Он встал, подошел к Гансу, похлопал его по плечу, а затем, надумав позабавить публику, снял с головы свою конфедератку и нахлобучил ее на голову товарищу. Она ему пришлась по самые уши..

— О, Ганси, — воскликнул Ян, — тебе так идет моя шляпа! Ты в ней как генерал…

Все вдруг рассмеялись. И Ма рассмеялась. И я. Очень уж потешно выглядел наш Ганс в этой потрясающей фуражке.

Но сам Ганс не рассмеялся. Не улыбнулся даже. Он снял с головы фуражку, вернул ее владельцу, сказал:

— Да. Но генерал без армии.

У двери Ян Бжевский снова щелкнул каблуками и приложил два пальца к козырьку. Все-таки он был бахвал.

Но вчера на собрании Ганса Мюллера, нашего Ганса, избрали членом завкома. Единогласно.

— Санька, пускают!..

Голос Татьяны заставляет меня очнуться от этих размышлений, от морозного оцепенения.

Опять скрипит магазинная дверь. Рвется наружу теплый, теперь уже совсем близкий хлебный дух.

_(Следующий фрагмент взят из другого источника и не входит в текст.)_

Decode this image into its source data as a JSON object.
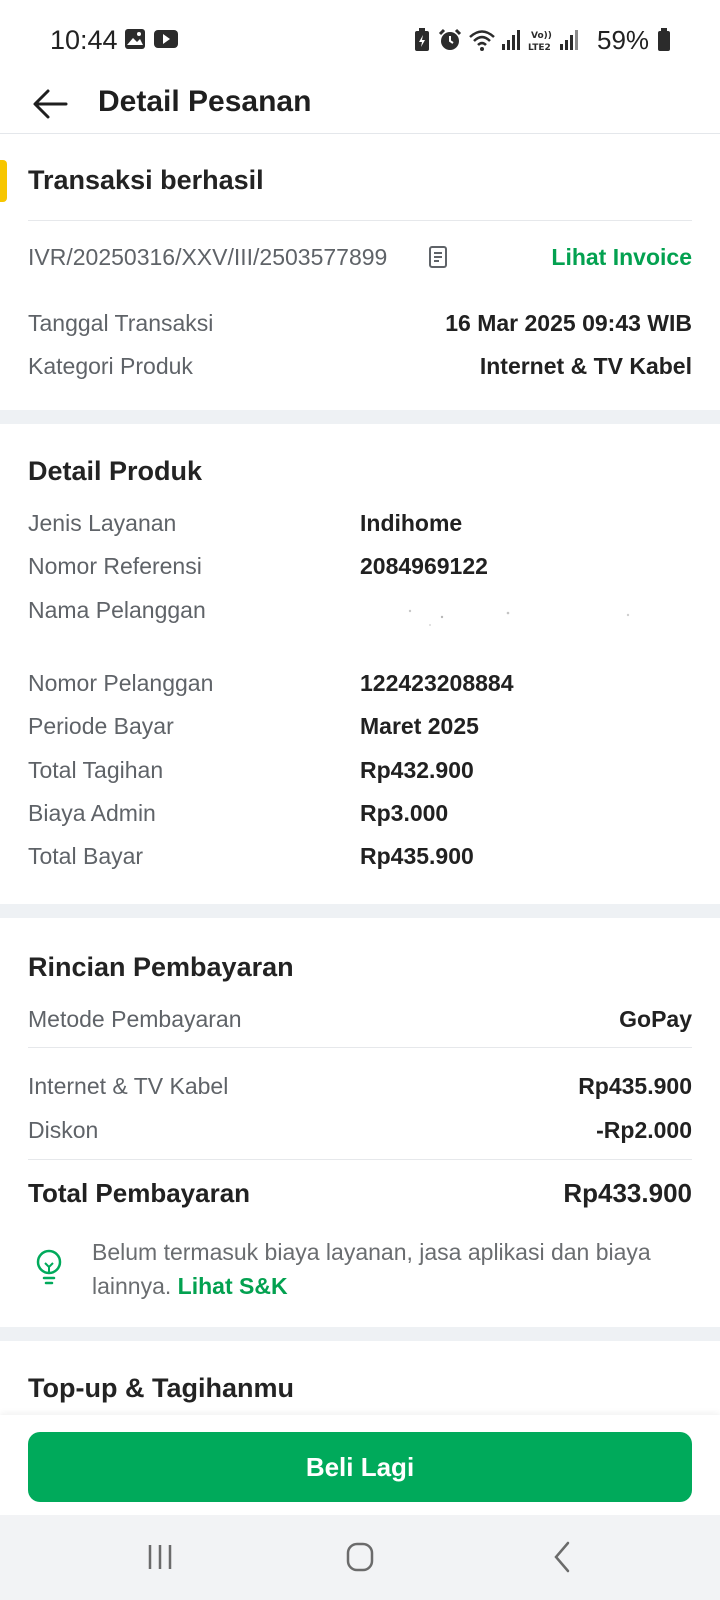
{
  "status_bar": {
    "time": "10:44",
    "battery_percent": "59%"
  },
  "app_bar": {
    "title": "Detail Pesanan"
  },
  "transaction": {
    "status_title": "Transaksi berhasil",
    "invoice_number": "IVR/20250316/XXV/III/2503577899",
    "invoice_link": "Lihat Invoice",
    "rows": [
      {
        "label": "Tanggal Transaksi",
        "value": "16 Mar 2025 09:43  WIB"
      },
      {
        "label": "Kategori Produk",
        "value": "Internet & TV Kabel"
      }
    ]
  },
  "product": {
    "title": "Detail Produk",
    "rows": [
      {
        "label": "Jenis Layanan",
        "value": "Indihome"
      },
      {
        "label": "Nomor Referensi",
        "value": "2084969122"
      },
      {
        "label": "Nama Pelanggan",
        "value": ""
      },
      {
        "label": "Nomor Pelanggan",
        "value": "122423208884"
      },
      {
        "label": "Periode Bayar",
        "value": "Maret 2025"
      },
      {
        "label": "Total Tagihan",
        "value": "Rp432.900"
      },
      {
        "label": "Biaya Admin",
        "value": "Rp3.000"
      },
      {
        "label": "Total Bayar",
        "value": "Rp435.900"
      }
    ]
  },
  "payment": {
    "title": "Rincian Pembayaran",
    "method_label": "Metode Pembayaran",
    "method_value": "GoPay",
    "rows": [
      {
        "label": "Internet & TV Kabel",
        "value": "Rp435.900"
      },
      {
        "label": "Diskon",
        "value": "-Rp2.000"
      }
    ],
    "total_label": "Total Pembayaran",
    "total_value": "Rp433.900",
    "note_text": "Belum termasuk biaya layanan, jasa aplikasi dan biaya lainnya.",
    "note_link": "Lihat S&K"
  },
  "topup": {
    "title": "Top-up & Tagihanmu"
  },
  "action": {
    "buy_again": "Beli Lagi"
  },
  "colors": {
    "accent_green": "#00aa5b",
    "link_green": "#03a150",
    "status_yellow": "#f7c600"
  }
}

Тетка-доброхотка, вызвавшаяся следить за порядком в очереди, начинает отсчитывать десятку, тыча в спины:

— Один, два, три… четыре, пять, шесть…

Мы в десятке. Мы у прилавка. Струганые полки во всю стену плотно забиты ржаными буханками. Сколько их!.. Но это зрелище не производит никакого живого впечатления. Это — чужое. Недоступное. Так, наверное, на банковского кассира, состоящего на скудной зарплате, не производят никакого живого впечатления толстые пачки денег, которые он пересчитывает. Будто это и не деньги.

— Одна служащая, одна иждивенческая… — говорит продавщица, отрезая талоны от Танькиных карточек.

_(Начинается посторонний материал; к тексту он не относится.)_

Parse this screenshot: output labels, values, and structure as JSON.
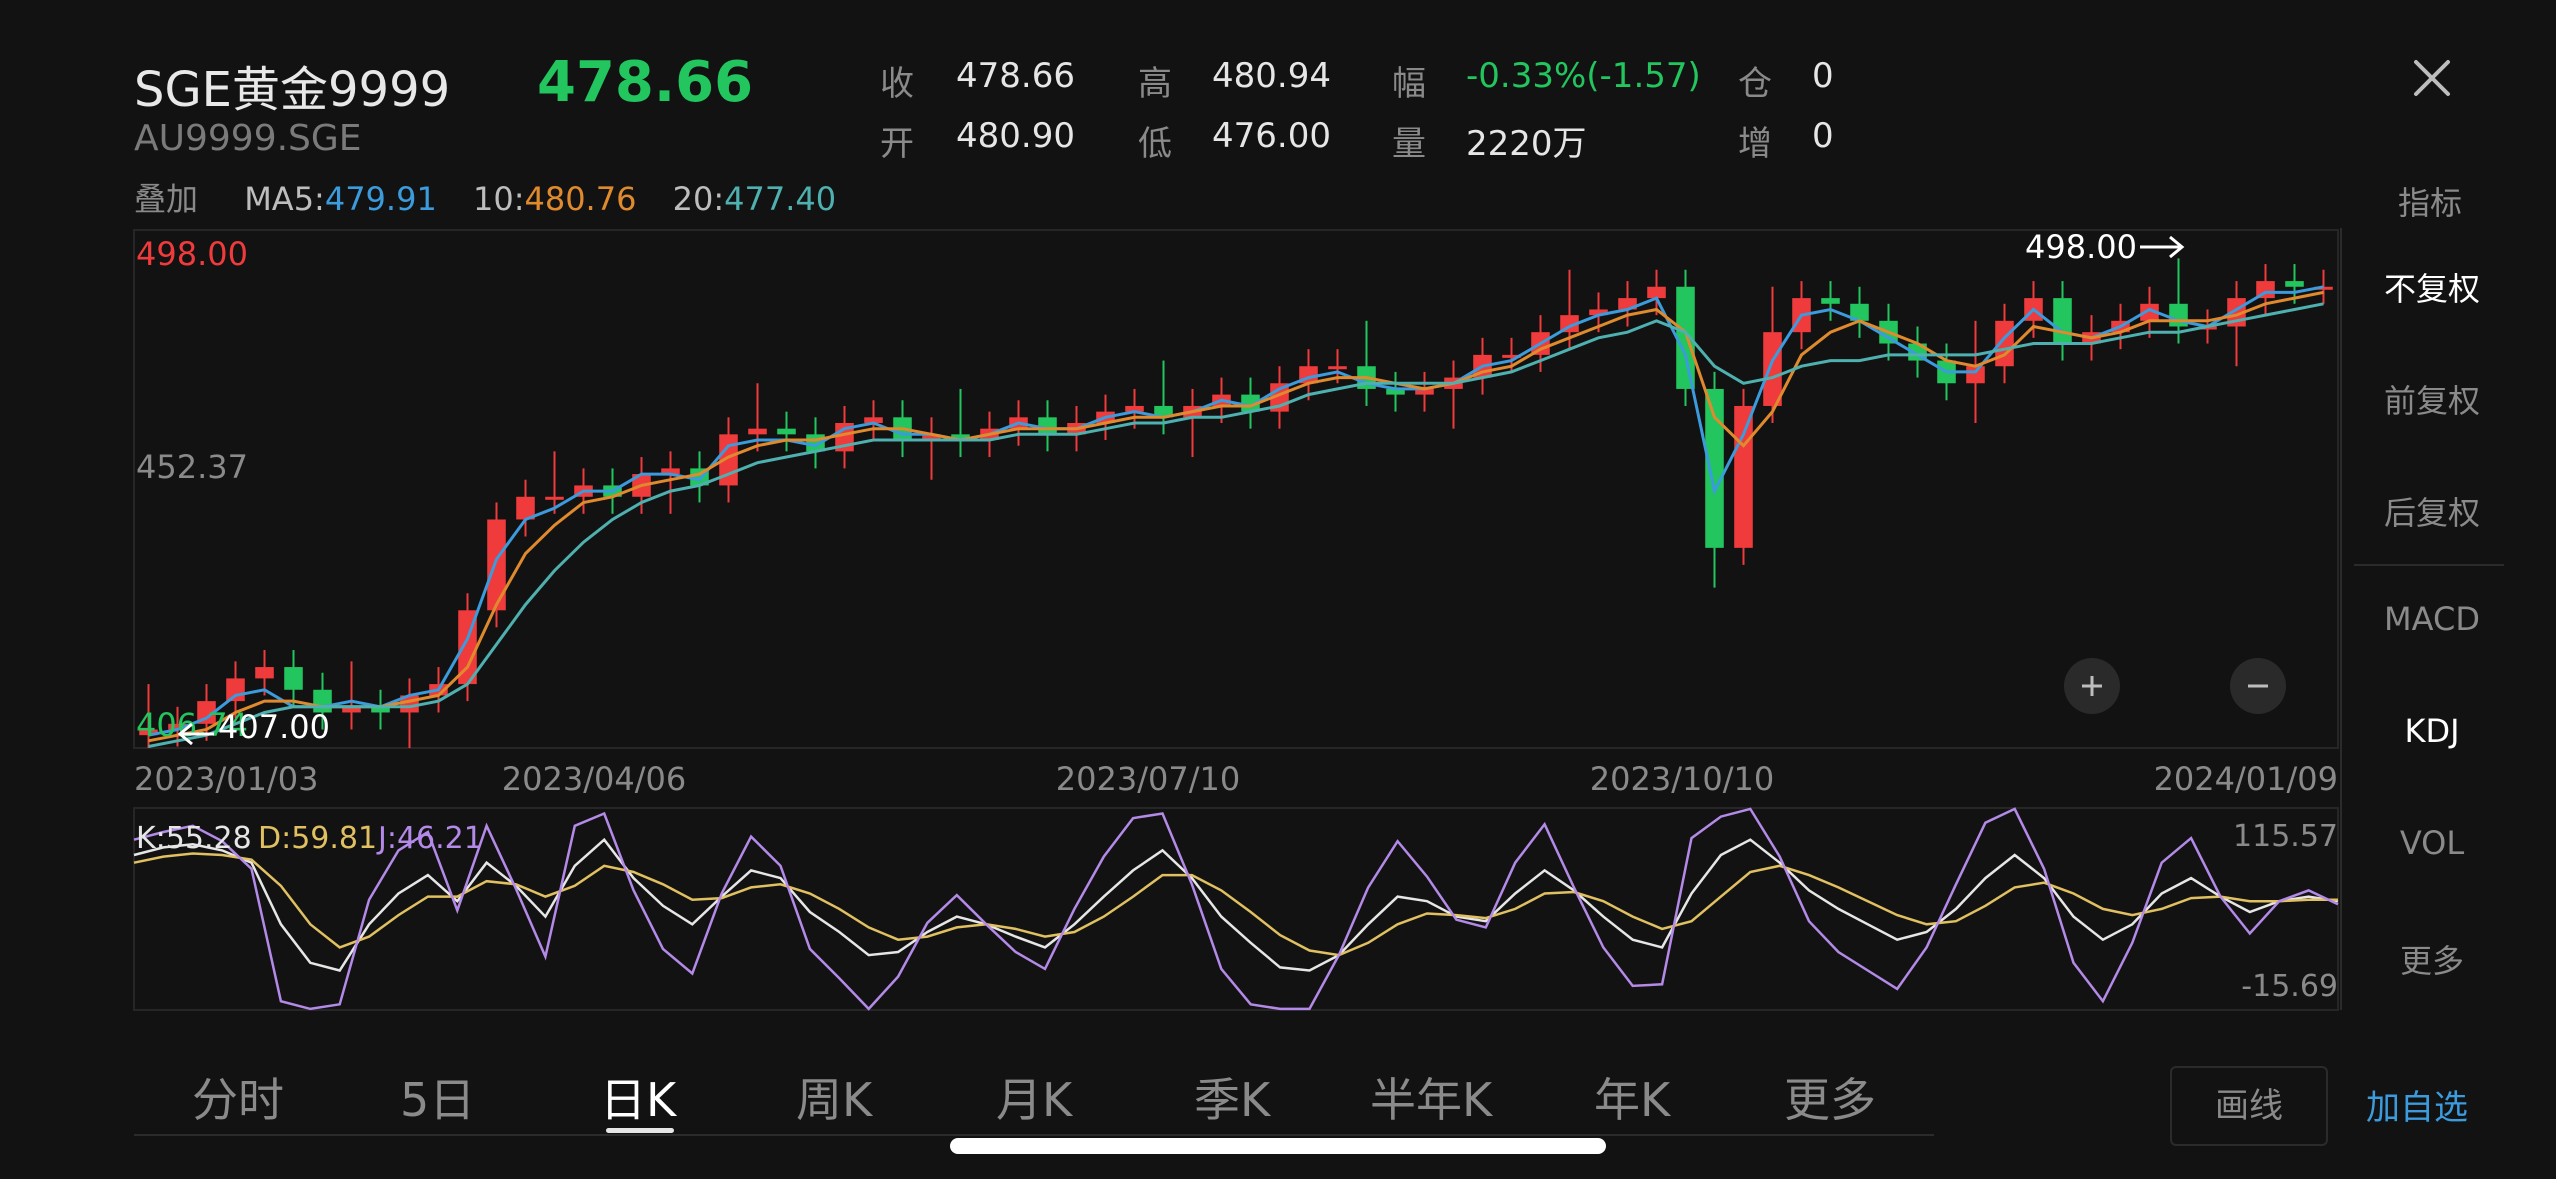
{
  "header": {
    "name": "SGE黄金9999",
    "code": "AU9999.SGE",
    "price": "478.66",
    "stats": [
      {
        "label": "收",
        "value": "478.66",
        "color": "#e6e6e6"
      },
      {
        "label": "高",
        "value": "480.94",
        "color": "#e6e6e6"
      },
      {
        "label": "幅",
        "value": "-0.33%(-1.57)",
        "color": "#22c55e"
      },
      {
        "label": "仓",
        "value": "0",
        "color": "#e6e6e6"
      },
      {
        "label": "开",
        "value": "480.90",
        "color": "#e6e6e6"
      },
      {
        "label": "低",
        "value": "476.00",
        "color": "#e6e6e6"
      },
      {
        "label": "量",
        "value": "2220万",
        "color": "#e6e6e6"
      },
      {
        "label": "增",
        "value": "0",
        "color": "#e6e6e6"
      }
    ]
  },
  "overlay": {
    "label": "叠加",
    "ma5_label": "MA5",
    "ma5": "479.91",
    "ma10_label": "10",
    "ma10": "480.76",
    "ma20_label": "20",
    "ma20": "477.40"
  },
  "indicator_button": "指标",
  "side_menu": [
    {
      "label": "不复权",
      "active": true
    },
    {
      "label": "前复权",
      "active": false
    },
    {
      "label": "后复权",
      "active": false
    },
    {
      "label": "MACD",
      "active": false
    },
    {
      "label": "KDJ",
      "active": true
    },
    {
      "label": "VOL",
      "active": false
    },
    {
      "label": "更多",
      "active": false
    }
  ],
  "tabs": [
    {
      "label": "分时",
      "active": false
    },
    {
      "label": "5日",
      "active": false
    },
    {
      "label": "日K",
      "active": true
    },
    {
      "label": "周K",
      "active": false
    },
    {
      "label": "月K",
      "active": false
    },
    {
      "label": "季K",
      "active": false
    },
    {
      "label": "半年K",
      "active": false
    },
    {
      "label": "年K",
      "active": false
    },
    {
      "label": "更多",
      "active": false
    }
  ],
  "buttons": {
    "draw": "画线",
    "add_watch": "加自选"
  },
  "colors": {
    "up": "#ef3b3b",
    "down": "#22c55e",
    "ma5": "#3b9bdc",
    "ma10": "#e08a2e",
    "ma20": "#4fb0b0",
    "k": "#e6e6e6",
    "d": "#e0c060",
    "j": "#b48ae8"
  },
  "chart_data": [
    {
      "type": "candlestick",
      "x_ticks": [
        "2023/01/03",
        "2023/04/06",
        "2023/07/10",
        "2023/10/10",
        "2024/01/09"
      ],
      "y_labels": {
        "top": "498.00",
        "mid": "452.37",
        "bottom": "406.74"
      },
      "ylim": [
        406.74,
        498.0
      ],
      "annotations": {
        "max": "498.00",
        "min": "407.00"
      },
      "series": [
        {
          "name": "MA5",
          "values": [
            409,
            410,
            412,
            416,
            417,
            414,
            414,
            415,
            414,
            416,
            417,
            426,
            440,
            447,
            449,
            452,
            452,
            455,
            455,
            454,
            460,
            461,
            461,
            460,
            463,
            464,
            462,
            462,
            461,
            462,
            464,
            463,
            463,
            465,
            466,
            465,
            466,
            468,
            467,
            470,
            472,
            473,
            471,
            470,
            470,
            471,
            474,
            475,
            478,
            481,
            483,
            484,
            486,
            476,
            452,
            462,
            475,
            483,
            484,
            482,
            479,
            476,
            473,
            473,
            479,
            484,
            480,
            479,
            481,
            484,
            482,
            481,
            484,
            487,
            487,
            488
          ]
        },
        {
          "name": "10",
          "values": [
            408,
            409,
            410,
            413,
            415,
            415,
            414,
            414,
            414,
            415,
            416,
            421,
            432,
            441,
            446,
            450,
            451,
            453,
            454,
            455,
            458,
            460,
            461,
            461,
            462,
            463,
            463,
            462,
            461,
            462,
            463,
            463,
            463,
            464,
            465,
            465,
            466,
            467,
            467,
            469,
            471,
            472,
            472,
            471,
            470,
            471,
            473,
            474,
            477,
            479,
            481,
            483,
            484,
            480,
            465,
            460,
            466,
            476,
            480,
            482,
            480,
            478,
            475,
            474,
            476,
            481,
            480,
            479,
            480,
            482,
            482,
            482,
            483,
            485,
            486,
            487
          ]
        },
        {
          "name": "20",
          "values": [
            407,
            408,
            409,
            411,
            413,
            414,
            414,
            414,
            414,
            414,
            415,
            418,
            425,
            432,
            438,
            443,
            447,
            450,
            452,
            453,
            455,
            457,
            458,
            459,
            460,
            461,
            461,
            461,
            461,
            461,
            462,
            462,
            462,
            463,
            464,
            464,
            465,
            465,
            466,
            467,
            469,
            470,
            471,
            471,
            471,
            471,
            472,
            473,
            475,
            477,
            479,
            480,
            482,
            480,
            474,
            471,
            472,
            474,
            475,
            475,
            476,
            476,
            476,
            476,
            477,
            478,
            478,
            478,
            479,
            480,
            480,
            481,
            482,
            483,
            484,
            485
          ]
        }
      ],
      "candles": [
        410,
        411,
        415,
        419,
        421,
        417,
        413,
        414,
        413,
        416,
        418,
        431,
        447,
        451,
        451,
        453,
        451,
        455,
        456,
        453,
        462,
        463,
        462,
        459,
        464,
        465,
        461,
        462,
        461,
        463,
        465,
        462,
        464,
        466,
        467,
        465,
        467,
        469,
        466,
        471,
        474,
        474,
        470,
        469,
        470,
        472,
        476,
        476,
        480,
        483,
        484,
        486,
        488,
        470,
        442,
        467,
        480,
        486,
        485,
        482,
        478,
        475,
        471,
        474,
        482,
        486,
        478,
        480,
        482,
        485,
        481,
        481,
        486,
        489,
        488,
        488
      ]
    },
    {
      "type": "line",
      "name": "KDJ",
      "legend": {
        "K": "55.28",
        "D": "59.81",
        "J": "46.21"
      },
      "ylim": [
        -15.69,
        115.57
      ],
      "y_labels": {
        "top": "115.57",
        "bottom": "-15.69"
      },
      "series": [
        {
          "name": "K",
          "values": [
            85,
            90,
            92,
            88,
            80,
            40,
            15,
            10,
            40,
            60,
            72,
            55,
            80,
            65,
            45,
            78,
            95,
            70,
            52,
            40,
            58,
            75,
            70,
            48,
            35,
            20,
            22,
            35,
            45,
            40,
            32,
            25,
            40,
            58,
            75,
            88,
            70,
            45,
            28,
            12,
            10,
            20,
            40,
            58,
            55,
            45,
            42,
            60,
            75,
            62,
            45,
            30,
            25,
            60,
            85,
            95,
            80,
            62,
            50,
            40,
            30,
            35,
            50,
            70,
            85,
            70,
            45,
            30,
            40,
            60,
            70,
            58,
            48,
            55,
            58,
            55
          ]
        },
        {
          "name": "D",
          "values": [
            80,
            84,
            86,
            85,
            82,
            65,
            40,
            25,
            32,
            46,
            58,
            58,
            68,
            66,
            58,
            65,
            78,
            74,
            66,
            56,
            57,
            64,
            66,
            60,
            50,
            38,
            30,
            32,
            38,
            40,
            37,
            32,
            35,
            45,
            58,
            72,
            72,
            62,
            48,
            33,
            23,
            20,
            28,
            40,
            47,
            46,
            44,
            50,
            60,
            61,
            55,
            45,
            37,
            42,
            58,
            74,
            78,
            72,
            64,
            55,
            46,
            40,
            42,
            52,
            64,
            67,
            60,
            50,
            46,
            50,
            57,
            58,
            55,
            55,
            56,
            56
          ]
        },
        {
          "name": "J",
          "values": [
            95,
            100,
            104,
            94,
            76,
            -10,
            -15,
            -12,
            56,
            88,
            100,
            49,
            104,
            63,
            19,
            104,
            112,
            62,
            24,
            8,
            60,
            97,
            78,
            24,
            5,
            -15,
            6,
            41,
            59,
            40,
            22,
            11,
            50,
            84,
            109,
            112,
            66,
            11,
            -12,
            -15,
            -15,
            20,
            64,
            94,
            71,
            43,
            38,
            80,
            105,
            64,
            25,
            0,
            1,
            96,
            110,
            115,
            84,
            42,
            22,
            10,
            -2,
            25,
            66,
            106,
            115,
            76,
            15,
            -10,
            28,
            80,
            96,
            58,
            34,
            55,
            62,
            53
          ]
        }
      ]
    }
  ]
}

И, выхватив с полки, из ряда, буханку, отсекает широким ножом горбушку, швыряет ее на весы. Хлеб сырой, вязкий, как глина, и эта горбушка невероятно мала…

Танька платит деньги, прячет за пазуху карточки, кладет горбушку в сумку, отходит.

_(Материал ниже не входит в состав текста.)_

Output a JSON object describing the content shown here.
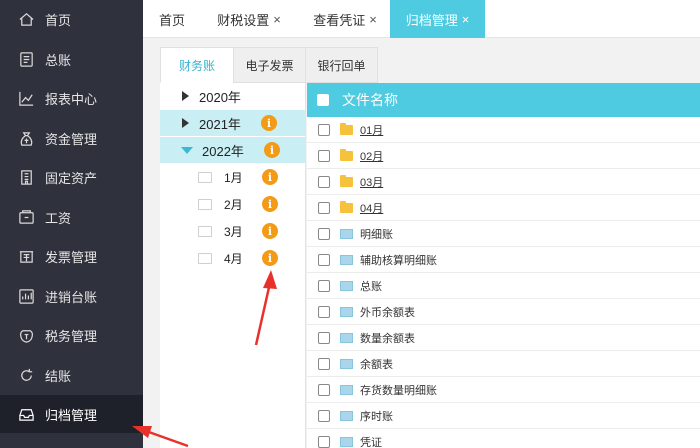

— Две итээровских, одна иждивенческая… — говорит продавщица и швыряет на весы другую горбушку, чуть больше Танькиной.

Мы съели весь хлеб.

Не знаю даже, как это случилось. Но мы его съели — и свои пайки, и Гансову пайку, и пайку мамы Гали, и пайку Софьи Никитичны. Не сразу, конечно, а постепенно, но съели все без остатка.

Когда мы вышли из магазина, Танька первой полезла в сумку, достала оттуда черную горбушку и жадно надкусила ее.

— Еще горячий, — сообщила она, жуя полным ртом.

Я пощупал хлеб, который болтался в моей авоське, привязанной к портфелю. Да, он был еще горячий изнутри, а сверху уже остывал, леденел, потому что на улице стояла лютая стужа.

Не утерпев, я тоже извлек хлеб из авоськи, яростно вгрызся в мякоть.

— Горячий — он тяжелее, — хмуро сказал я Таньке. — Горячего получается меньше…

Мы были голодны. Мы все время были отчаянно голодны.

Нет, ведь нельзя сказать, чтобы мы ничего не ели. Мы ежедневно аккуратно съедали положенный нам по карточкам хлеб. И матери ухитрялись добавить к этому кое-какой приварок: кашу из магары — горького дикого проса, суп-рытатуй, о котором только и можно сказать, что был он круто посолен, пили кипяток с сахарином. Так что умереть с голоду мы не могли.